Cosa vedere a Oliveri
La vicinanza al mare gioca a favore del paese, frequentato dal turismo balneare, ma il centro storico di Oliveri non è privo di testimonianze storico-artistiche interessanti, che ne fanno un piccolo tesoro da scoprire. La piazza Dante, nel cuore del paese, è dominata dalla chiesa Parrocchiale di San Giuseppe, scrigno di un bellissimo Crocifisso affisso sopra l’altare maggiore, e di pregevoli statue lignee che raffigurano San Giuseppe, l’Immacolata e Santa Rita. Dotato della sagrestia annessa nel 1953, l’edificio è stato accuratamente restaurato nel 1980.Continuando la passeggiata si scopre la bellezza delle vie Palermo e Roma, con il loro tripudio di fiori e alberi, e ci si imbatte nel monumento ai Caduti, un’opera in pietra che rappresenta un soldato a capo scoperto e torso nudo. Da vedere anche la piazza Pirandello, a pianta quadrata e completamente coperta di mattonelle, ad eccezione delle aiuole fiorite e dei giovani pini; su di essa veglia il moderno Palazzo Comunale, con la facciata candida che ben si addice alla cittadina di mare.

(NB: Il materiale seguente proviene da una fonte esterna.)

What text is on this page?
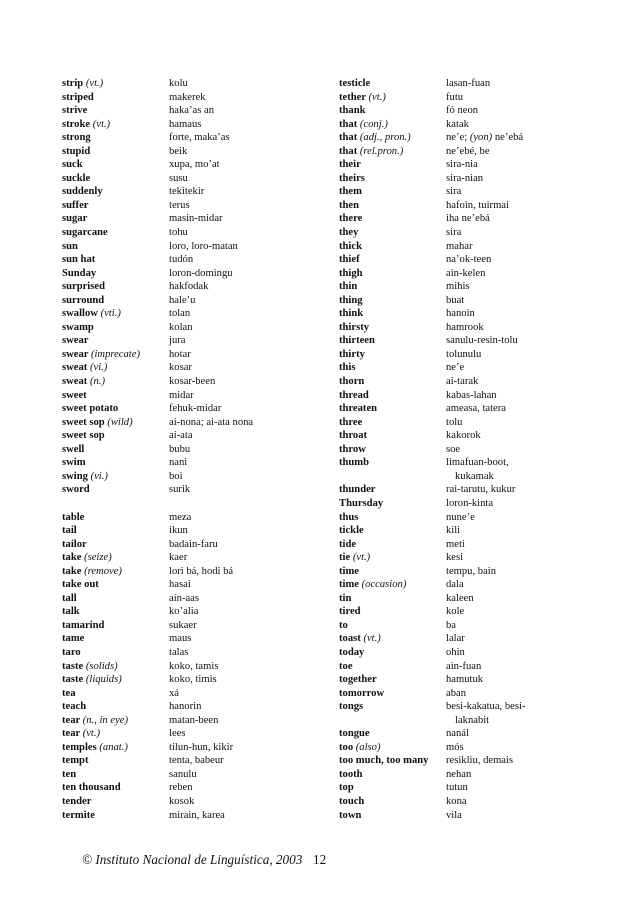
strip (vt.)	kolu
striped	makerek
strive	haka’as an
stroke (vt.)	hamaus
strong	forte, maka’as
stupid	beik
suck	xupa, mo’at
suckle	susu
suddenly	tekitekir
suffer	terus
sugar	masin-midar
sugarcane	tohu
sun	loro, loro-matan
sun hat	tudón
Sunday	loron-domingu
surprised	hakfodak
surround	hale’u
swallow (vti.)	tolan
swamp	kolan
swear	jura
swear (imprecate)	hotar
sweat (vi.)	kosar
sweat (n.)	kosar-been
sweet	midar
sweet potato	fehuk-midar
sweet sop (wild)	ai-nona; ai-ata nona
sweet sop	ai-ata
swell	bubu
swim	nani
swing (vi.)	boi
sword	surik
table	meza
tail	ikun
tailor	badain-faru
take (seize)	kaer
take (remove)	lori bá, hodi bá
take out	hasai
tall	aín-aas
talk	ko’alia
tamarind	sukaer
tame	maus
taro	talas
taste (solids)	koko, tamis
taste (liquids)	koko, timis
tea	xá
teach	hanorin
tear (n., in eye)	matan-been
tear (vt.)	lees
temples (anat.)	tilun-hun, kikir
tempt	tenta, babeur
ten	sanulu
ten thousand	reben
tender	kosok
termite	mirain, karea
testicle	lasan-fuan
tether (vt.)	futu
thank	fó neon
that (conj.)	katak
that (adj., pron.)	ne’e; (yon) ne’ebá
that (rel.pron.)	ne’ebé, be
their	sira-nia
theirs	sira-nian
them	sira
then	hafoin, tuirmai
there	iha ne’ebá
they	sira
thick	mahar
thief	na’ok-teen
thigh	ain-kelen
thin	mihis
thing	buat
think	hanoin
thirsty	hamrook
thirteen	sanulu-resin-tolu
thirty	tolunulu
this	ne’e
thorn	ai-tarak
thread	kabas-lahan
threaten	ameasa, tatera
three	tolu
throat	kakorok
throw	soe
thumb	limafuan-boot,
kukamak
thunder	rai-tarutu, kukur
Thursday	loron-kinta
thus	nune’e
tickle	kili
tide	meti
tie (vt.)	kesi
time	tempu, bain
time (occasion)	dala
tin	kaleen
tired	kole
to	ba
toast (vt.)	lalar
today	ohin
toe	ain-fuan
together	hamutuk
tomorrow	aban
tongs	besi-kakatua, besi-
laknabit
tongue	nanál
too (also)	mós
too much, too many	resikliu, demais
tooth	nehan
top	tutun
touch	kona
town	vila
© Instituto Nacional de Linguística, 2003 12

Purtroppo non si può più vedere la vecchia tonnara, che in passato rivestì un ruolo fondamentale per l’economia di Oliveri. Fondata probabilmente nel corso della dominazione araba, la tonnara nei periodi di massimo splendore raggiungeva un pescato di circa mille tonni a stagione, con un’attività che iniziava a maggio e terminava ai primi di luglio. Dopo aver raccolto il bottino le imbarcazioni apposite, i cosiddetti ‘palischermi’, tornavano a riva e il giorno successivo si scioglieva il voto fatto alla Madonna nera del Tindari, rendendole grazie per la pesca abbondante e offrendole il ricavato della vendita di un tonno, come prevedeva la promessa fatta a inizio stagione. L’ultimo anno di attività della tonnara fu il 1967, ma l’anno successivo la scarsità di pesce lo costrinse alla chiusura e lo stabilimento venne abbattuto, per fare spazio a un grande residence turistico che si chiama tuttora ‘La Tonnara’. Unico frammento di memoria, ancora legato a quella fervida attività, è un antico palischermo sopravvissuto alla demolizione.